By taking a broader, more expansive view of threat modeling, organizations can consider the whole picture of their security strategy and improve efficiency. Threat modeling is a systematic approach to finding, prioritizing and fixing security threats, but it can be much more. It invites an exercise in systematic collaborative thinking, and as such its benefits go beyond tangible security fixes.
There are many great approaches to threat modeling, the taxonomy and descriptions of which are beyond the scope of this article. Simply put, the standard approach to threat modeling involves listing possible threats (along with possible threat actors, including employees), ranking them according to probability of exploitation and cost to the organization based on an understanding of the organization’s hackable assets and associating the highest-priority threats with the best actions that could protect against them.
Potential Benefits of Threat Modeling
1. It educates and informs all involved. Threat modeling done right brings together security teams, operations and developers to minimize vulnerability to cyber attacks. This is a learning exercise for everyone.
2. It helps with budgeting.The practice of threat modeling involves prioritizing threats and estimating their cost to the organization, as well as identifying the protections against those threats. That provides powerful data for the cost-benefit analysis in the budgeting process.

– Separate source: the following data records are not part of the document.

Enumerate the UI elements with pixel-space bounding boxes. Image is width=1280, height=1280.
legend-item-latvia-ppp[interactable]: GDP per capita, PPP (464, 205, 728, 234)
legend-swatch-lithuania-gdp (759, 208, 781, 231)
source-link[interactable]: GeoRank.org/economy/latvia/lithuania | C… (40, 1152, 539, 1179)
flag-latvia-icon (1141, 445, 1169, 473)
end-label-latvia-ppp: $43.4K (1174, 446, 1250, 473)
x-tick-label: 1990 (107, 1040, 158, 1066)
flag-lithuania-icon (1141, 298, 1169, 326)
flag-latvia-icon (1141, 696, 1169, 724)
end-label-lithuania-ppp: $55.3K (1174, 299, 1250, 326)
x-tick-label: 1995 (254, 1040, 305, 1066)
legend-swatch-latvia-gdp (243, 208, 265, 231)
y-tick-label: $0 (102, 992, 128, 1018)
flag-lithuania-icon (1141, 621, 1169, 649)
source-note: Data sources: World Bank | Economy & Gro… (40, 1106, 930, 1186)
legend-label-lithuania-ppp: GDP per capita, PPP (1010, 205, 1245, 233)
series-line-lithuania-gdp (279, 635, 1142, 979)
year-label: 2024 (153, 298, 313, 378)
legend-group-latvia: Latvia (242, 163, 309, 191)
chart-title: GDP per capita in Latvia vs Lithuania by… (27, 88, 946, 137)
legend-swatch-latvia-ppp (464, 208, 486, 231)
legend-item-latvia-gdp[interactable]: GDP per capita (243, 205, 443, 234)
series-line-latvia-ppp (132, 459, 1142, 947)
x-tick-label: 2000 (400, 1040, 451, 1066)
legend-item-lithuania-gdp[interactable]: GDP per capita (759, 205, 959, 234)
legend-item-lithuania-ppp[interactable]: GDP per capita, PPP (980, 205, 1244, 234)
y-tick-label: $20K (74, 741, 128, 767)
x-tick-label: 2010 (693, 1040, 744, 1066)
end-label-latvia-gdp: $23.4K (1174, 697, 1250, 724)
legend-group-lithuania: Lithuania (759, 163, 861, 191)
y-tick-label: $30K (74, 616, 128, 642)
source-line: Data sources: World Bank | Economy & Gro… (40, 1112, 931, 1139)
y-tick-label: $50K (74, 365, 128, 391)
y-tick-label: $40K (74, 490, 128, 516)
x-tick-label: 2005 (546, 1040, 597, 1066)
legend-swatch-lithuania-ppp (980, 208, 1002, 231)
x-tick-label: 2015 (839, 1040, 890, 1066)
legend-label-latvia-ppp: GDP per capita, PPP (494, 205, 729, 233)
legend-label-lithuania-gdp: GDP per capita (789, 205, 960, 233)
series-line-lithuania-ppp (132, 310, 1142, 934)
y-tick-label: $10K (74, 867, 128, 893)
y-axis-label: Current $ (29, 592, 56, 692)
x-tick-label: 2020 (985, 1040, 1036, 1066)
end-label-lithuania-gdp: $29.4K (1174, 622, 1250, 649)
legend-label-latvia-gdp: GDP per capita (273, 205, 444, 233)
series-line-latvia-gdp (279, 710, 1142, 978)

3. It’s a communication process and results in further tools for communication. Through the ongoing collaboration needed among leaders on the problems and specifics of threat modeling, each leader learns from the others. They all gain experience in developing a set of documents for the communication of security practices for the whole organization. Threat modeling produces action plans. It also produces educational materials.
4. It helps the whole business by encouraging a re-consideration of how the business operates. Threats and targets are always changing, and so threat management must also evolve. The output of a threat modeling system is a series of ‘living documents’ which need to be constantly updated and reassessed. This process also clarifies how the whole business operates, and can inform improvements over time.
5. It’s a prioritization exercise for not only threat mitigation, but also app development. Threat modeling can be the glue that connects development, security and operations. The leaders of all DevSecOps silos are brought together to solve problems together.
6. It guides new application development. Sometimes the best way to fix a massive vulnerability is to scrap an app and build a new one, this time with security baked in.
7. It helps the organization choose products, services and platforms. Threat modeling gets everyone focused on security. This informs the selection of hardware, software, services and platforms. That’s one of the payoffs of the culture of security that can result from ongoing threat modeling.
Three Ways to Take a Holistic Approach
In general, a holistic approach involves as many people in the organization as possible. Here’s how to do it:
1. Take a more inclusive approach to threat modeling. Recruit not only technology leaders, but business and operational leaders into the process.
2. Set up a communication center. Ongoing communication of threat modeling information will help employees make better decisions about security. Those informed employees can also provide input into future threat modeling actions.
3. Develop a clear set of primary objectives based on threat modeling priorities. Share these with service providers, consultants, partners, suppliers or anyone else who can contribute to the achievement of your security goals.
It’s time to not only to embrace the practice of threat modeling, but also to take a holistic approach to the practice and reap the many benefits beyond specific security measures. It’s time to create a culture of security through threat modeling.